Mr Churchill subsequently spoke of the role Great Britain was to play. Militarily and diplomatically, he said, the country is fully ready to defend herself and within six months will also be ready to take the offensive, and then the world will see to its wonder what the Great Britain that some "over there" prefer to see as a shareholding company outmoded, obsolete, inefficient and lacking in dynamic force is capable of. Fascism and national socialism, he continued, claim with pride that a renaissance of the German and Italian nations has been achieved and these two nations, reborn in power and will, are invincible and can take on anybody.

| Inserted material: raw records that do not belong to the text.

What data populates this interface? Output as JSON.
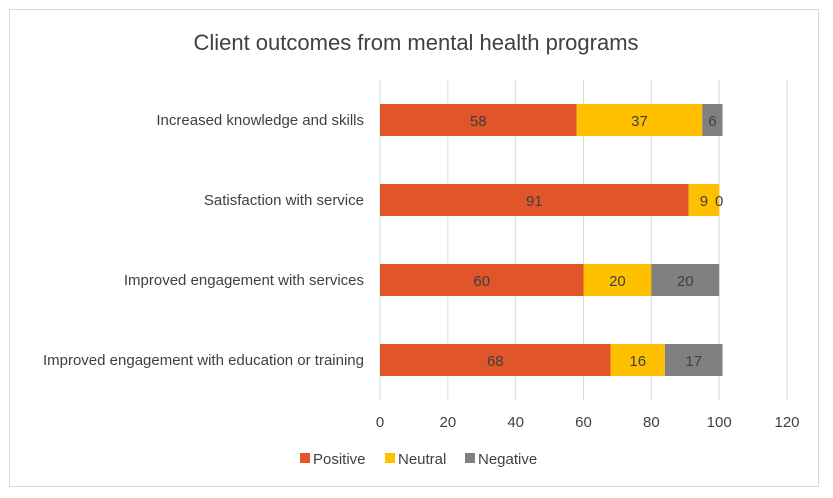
{
  "chart_data": {
    "type": "bar",
    "orientation": "horizontal",
    "stacked": true,
    "title": "Client outcomes from mental health programs",
    "categories": [
      "Increased knowledge and skills",
      "Satisfaction with service",
      "Improved engagement with services",
      "Improved engagement with education or training"
    ],
    "series": [
      {
        "name": "Positive",
        "color": "#E0552A",
        "values": [
          58,
          91,
          60,
          68
        ]
      },
      {
        "name": "Neutral",
        "color": "#FFC000",
        "values": [
          37,
          9,
          20,
          16
        ]
      },
      {
        "name": "Negative",
        "color": "#808080",
        "values": [
          6,
          0,
          20,
          17
        ]
      }
    ],
    "xlim": [
      0,
      120
    ],
    "xticks": [
      0,
      20,
      40,
      60,
      80,
      100,
      120
    ],
    "grid": true,
    "legend_position": "bottom"
  }
}
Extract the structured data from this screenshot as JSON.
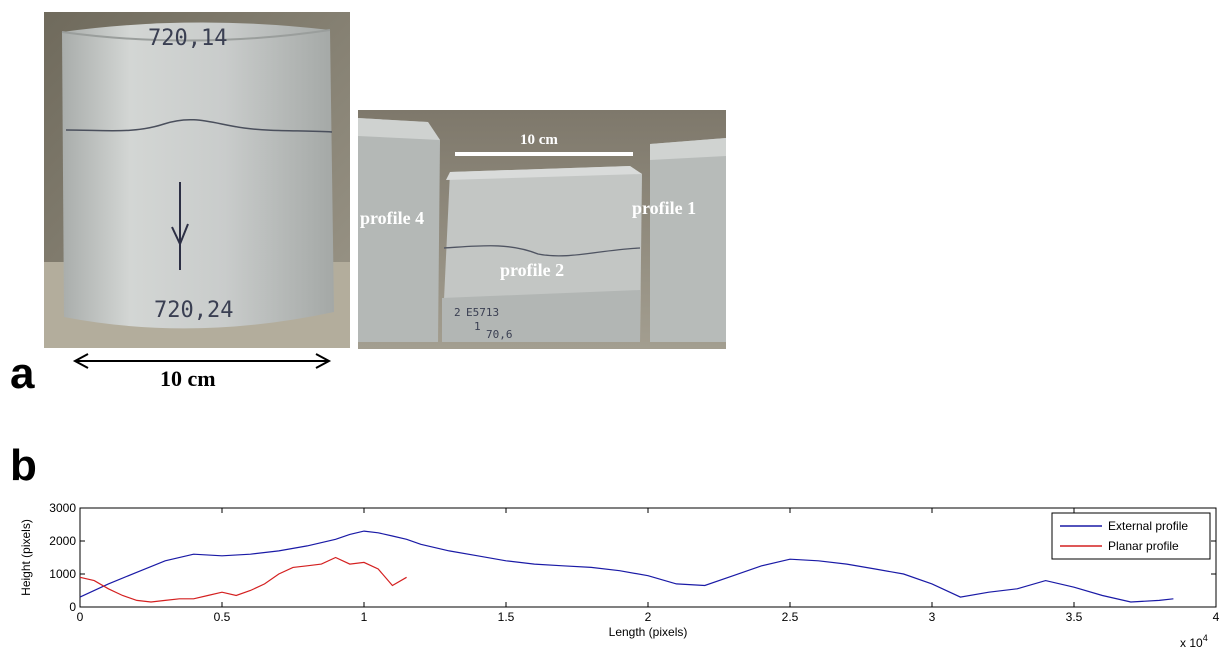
{
  "panels": {
    "a": {
      "letter": "a"
    },
    "b": {
      "letter": "b"
    }
  },
  "photo_left": {
    "top_mark": "720,14",
    "bottom_mark": "720,24",
    "scale_label": "10 cm"
  },
  "photo_right": {
    "scale_label": "10 cm",
    "labels": {
      "profile_4": "profile 4",
      "profile_2": "profile 2",
      "profile_1": "profile 1"
    },
    "sample_marks": [
      "2",
      "E5713",
      "1",
      "70,6"
    ]
  },
  "colors": {
    "external": "#1a1aa6",
    "planar": "#d42020",
    "rock": "#c9cdcc",
    "background_photo": "#8a8476"
  },
  "chart_data": {
    "type": "line",
    "xlabel": "Length (pixels)",
    "ylabel": "Height (pixels)",
    "x_multiplier_label": "x 10",
    "x_multiplier_exponent": "4",
    "xlim": [
      0,
      40000
    ],
    "ylim": [
      0,
      3000
    ],
    "x_ticks": [
      0,
      5000,
      10000,
      15000,
      20000,
      25000,
      30000,
      35000,
      40000
    ],
    "x_tick_labels": [
      "0",
      "0.5",
      "1",
      "1.5",
      "2",
      "2.5",
      "3",
      "3.5",
      "4"
    ],
    "y_ticks": [
      0,
      1000,
      2000,
      3000
    ],
    "y_tick_labels": [
      "0",
      "1000",
      "2000",
      "3000"
    ],
    "legend_position": "top-right",
    "series": [
      {
        "name": "External profile",
        "color": "#1a1aa6",
        "x": [
          0,
          1000,
          2000,
          3000,
          4000,
          5000,
          6000,
          7000,
          8000,
          9000,
          9500,
          10000,
          10500,
          11000,
          11500,
          12000,
          13000,
          14000,
          15000,
          16000,
          17000,
          18000,
          19000,
          20000,
          21000,
          22000,
          23000,
          24000,
          25000,
          26000,
          27000,
          28000,
          29000,
          30000,
          31000,
          32000,
          33000,
          34000,
          35000,
          36000,
          37000,
          38000,
          38500
        ],
        "y": [
          300,
          700,
          1050,
          1400,
          1600,
          1550,
          1600,
          1700,
          1850,
          2050,
          2200,
          2300,
          2250,
          2150,
          2050,
          1900,
          1700,
          1550,
          1400,
          1300,
          1250,
          1200,
          1100,
          950,
          700,
          650,
          950,
          1250,
          1450,
          1400,
          1300,
          1150,
          1000,
          700,
          300,
          450,
          550,
          800,
          600,
          350,
          150,
          200,
          250
        ]
      },
      {
        "name": "Planar profile",
        "color": "#d42020",
        "x": [
          0,
          500,
          1000,
          1500,
          2000,
          2500,
          3000,
          3500,
          4000,
          4500,
          5000,
          5500,
          6000,
          6500,
          7000,
          7500,
          8000,
          8500,
          9000,
          9500,
          10000,
          10500,
          11000,
          11500
        ],
        "y": [
          900,
          800,
          550,
          350,
          200,
          150,
          200,
          250,
          250,
          350,
          450,
          350,
          500,
          700,
          1000,
          1200,
          1250,
          1300,
          1500,
          1300,
          1350,
          1150,
          650,
          900
        ]
      }
    ]
  }
}
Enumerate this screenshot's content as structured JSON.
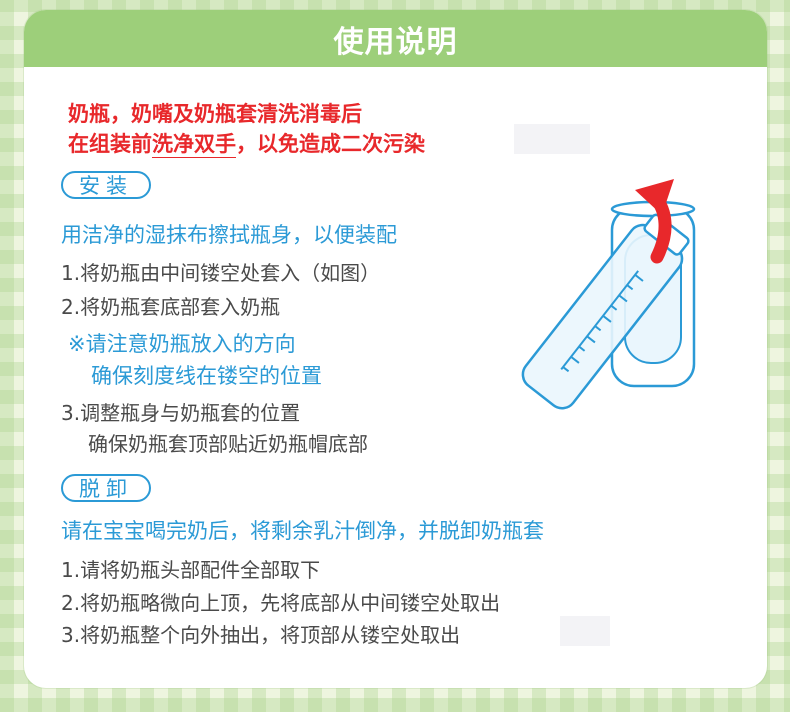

Well then, I can say, Churchill went on, that we were unfortunately asleep and idle for a long time after the peace treaties had been signed, but we are now awake thanks to Herr Hitler, and have made good progress on our way to renewal. It should also be taken into consideration, he added, that we and our allies have inexhaustible sources of money and raw materials and equally enormous human resources, and should a war break out we would grow stronger by the week and by the month, while the other side would rapidly decline, having no supplies whatsoever, human, financial or material. And a short world war, Mr Churchill concluded, is a myth that the Germans had already been taken in by in 1914.
In the past few days, news of Mr Churchill becoming a member of the Cabinet has been going around among those in the know. More recently I have heard that, despite constant and strong demands made by the radical wing in the Conservative Party, Mr Chamberlain cannot bring himself to invite him to join his government. The reason why is that he does not wish to take measures that could be seen as provocative by the Germans and which would further aggravate a rapprochement that, albeit little hope is held out for it, is still not entirely impossible. However, should the situation become more acute, either because of Danzig22 or other issues, unanimous opinion here has it that Mr Churchill's being taken into the Cabinet is highly probable.
Barcza
Minister Plenipotentiary
FM pol. 1939-2-3628.
Original copy.
Copies have been sent to the Prime Minister,
Chief of Staff of the Royal Hungarian Army and the missions.